04 julho, 2013

Primo Levi. É ISTO UM HOMEM?

por Fernando Gurgel Filho
Dizem que sobreviventes são pessoas extremamente perigosas.
Talvez seja pelo fato de que, quando se chega ao fundo do poço, quando nada mais resta ao ser humano, nada mesmo, e se este sobrevive, resta um ser humano completamente livre e fortalecido para qualquer situação do cotidiano. O embate, às vezes cruel, do dia a dia torna-se apenas um leve e aprazível afazer cotidiano, e a vida, merecidas férias no paraíso terrestre.
Os que passaram pelas atrocidades dos campos de concentração nazistas e saíram vivos bem sabem disso.
Estes, antes de serem sobreviventes, foram aniquilados como seres humanos. Foram colocados em condições extremas de miséria humana, aonde o mais absurdo dos mais abjetos comportamentos puderam ser observados entre "aquilo" que, ainda há pouco, fora dos campos de concentração, era chamado de "ser humano".
Primo Levi, no livro "É Isto Um Homem?", conta-nos sua história no campo de concentração de Auschwitz. O livro, escrito logo depois de sua libertação e publicado em 1947, é um relato fiel de lembranças ainda bem nítidas de como seres humanos conseguem transformar outros seres humanos em lixo e coisas inúteis, apenas porque esses outros seres humanos não estão do mesmo lado de suas convicções, seja política/religiosa, seja porque não nasceram sob a mesma bandeira, com as mesmas características, mesmas caspas, mesmo chulé.
Ao entrar em Auschwitz lia-se no grande portão de entrada "ARBEIT MACHT FREI" - O trabalho liberta.


Conta Primo Levi que a lembrança daquela frase singela "ainda hoje me atormenta nos sonhos".
Auschwitz não era um campo de concentração comum - o que, por si só, seria uma vergonha para a humanidade - era um campo de extermínio. Ou seja, a possibilidade de um ser humano entrar lá e sair com vida era nula. Com o tempo - pouco tempo, diga-se de passagem -, a iminência da morte era uma constante e a degradação do ser humano chegava a pontos inimagináveis.
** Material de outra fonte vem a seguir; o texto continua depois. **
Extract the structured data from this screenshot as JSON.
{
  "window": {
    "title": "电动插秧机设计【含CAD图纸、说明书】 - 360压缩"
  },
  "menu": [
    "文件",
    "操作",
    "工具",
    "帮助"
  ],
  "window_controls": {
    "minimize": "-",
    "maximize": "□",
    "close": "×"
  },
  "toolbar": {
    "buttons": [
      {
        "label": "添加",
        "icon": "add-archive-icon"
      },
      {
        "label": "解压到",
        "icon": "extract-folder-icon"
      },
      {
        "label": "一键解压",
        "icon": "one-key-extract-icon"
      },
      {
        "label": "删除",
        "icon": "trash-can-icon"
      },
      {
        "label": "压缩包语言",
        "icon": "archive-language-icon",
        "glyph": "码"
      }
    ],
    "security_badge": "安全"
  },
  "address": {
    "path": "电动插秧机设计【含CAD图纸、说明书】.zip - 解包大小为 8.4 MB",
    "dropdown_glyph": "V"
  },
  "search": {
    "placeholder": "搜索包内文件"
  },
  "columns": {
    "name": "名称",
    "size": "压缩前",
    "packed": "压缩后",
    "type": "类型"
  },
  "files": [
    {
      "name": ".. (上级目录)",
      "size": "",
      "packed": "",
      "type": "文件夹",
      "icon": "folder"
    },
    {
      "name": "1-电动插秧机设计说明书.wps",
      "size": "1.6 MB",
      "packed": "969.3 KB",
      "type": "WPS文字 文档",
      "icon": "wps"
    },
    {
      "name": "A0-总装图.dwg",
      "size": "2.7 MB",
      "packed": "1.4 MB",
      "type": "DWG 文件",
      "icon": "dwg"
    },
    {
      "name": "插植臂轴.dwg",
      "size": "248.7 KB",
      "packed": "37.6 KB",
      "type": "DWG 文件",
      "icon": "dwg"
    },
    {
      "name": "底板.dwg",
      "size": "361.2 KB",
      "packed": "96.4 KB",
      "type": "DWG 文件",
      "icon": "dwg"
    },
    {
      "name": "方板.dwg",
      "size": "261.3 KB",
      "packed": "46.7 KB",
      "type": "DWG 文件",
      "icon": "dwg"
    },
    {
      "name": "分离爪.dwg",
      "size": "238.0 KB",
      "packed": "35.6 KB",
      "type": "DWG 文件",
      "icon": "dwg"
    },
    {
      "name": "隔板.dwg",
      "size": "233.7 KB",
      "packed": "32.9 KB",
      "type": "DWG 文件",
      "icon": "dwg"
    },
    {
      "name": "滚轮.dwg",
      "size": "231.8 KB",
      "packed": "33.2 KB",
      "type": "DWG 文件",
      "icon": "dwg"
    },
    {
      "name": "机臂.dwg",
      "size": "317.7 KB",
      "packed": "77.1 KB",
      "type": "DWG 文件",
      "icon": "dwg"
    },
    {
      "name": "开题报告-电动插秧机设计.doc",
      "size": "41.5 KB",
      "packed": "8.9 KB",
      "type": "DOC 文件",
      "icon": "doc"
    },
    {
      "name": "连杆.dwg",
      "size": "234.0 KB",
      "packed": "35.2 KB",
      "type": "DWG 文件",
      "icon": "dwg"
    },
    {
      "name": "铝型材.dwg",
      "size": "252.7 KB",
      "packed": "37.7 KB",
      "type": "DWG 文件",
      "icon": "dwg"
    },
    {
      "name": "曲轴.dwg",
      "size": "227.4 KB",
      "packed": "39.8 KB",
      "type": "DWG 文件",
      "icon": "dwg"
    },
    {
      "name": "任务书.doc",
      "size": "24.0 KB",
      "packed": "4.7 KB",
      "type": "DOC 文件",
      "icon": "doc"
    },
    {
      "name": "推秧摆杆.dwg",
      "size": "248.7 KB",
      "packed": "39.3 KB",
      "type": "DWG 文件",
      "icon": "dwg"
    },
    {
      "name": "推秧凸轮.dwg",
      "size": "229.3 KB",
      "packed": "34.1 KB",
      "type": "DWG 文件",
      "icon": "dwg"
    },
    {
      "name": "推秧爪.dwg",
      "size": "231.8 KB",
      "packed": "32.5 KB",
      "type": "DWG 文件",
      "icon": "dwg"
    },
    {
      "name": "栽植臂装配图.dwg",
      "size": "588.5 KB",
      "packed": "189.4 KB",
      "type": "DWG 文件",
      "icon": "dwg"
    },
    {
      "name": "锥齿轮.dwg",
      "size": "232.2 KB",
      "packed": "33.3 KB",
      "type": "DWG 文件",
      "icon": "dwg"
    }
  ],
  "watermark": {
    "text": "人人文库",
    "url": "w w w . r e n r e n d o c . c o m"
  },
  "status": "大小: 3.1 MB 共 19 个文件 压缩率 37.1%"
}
De ambos os lados, tantos prisioneiros como seus carrascos.
Talvez não por acaso, ao terminar de ler este pequeno grande livro, lembrei-me imediatamente de um outro, "Vidas Secas". Do muito conhecido brasileiro Graciliano Ramos. Ali vemos como foram produzidos milhares e milhares de sobreviventes.
Lembrei-me também dos porões da ditadura brasileira, tão recente e tão esquecida dos brasileiros. Menos por aqueles que foram colocados abaixo da linha da miséria humana. Ali também foram produzidos milhares e milhares de sobreviventes.
Será que, um dia, a humanidade poderá se livrar dessas ameaças?
Apenas os jovens poderão nos dar essa resposta.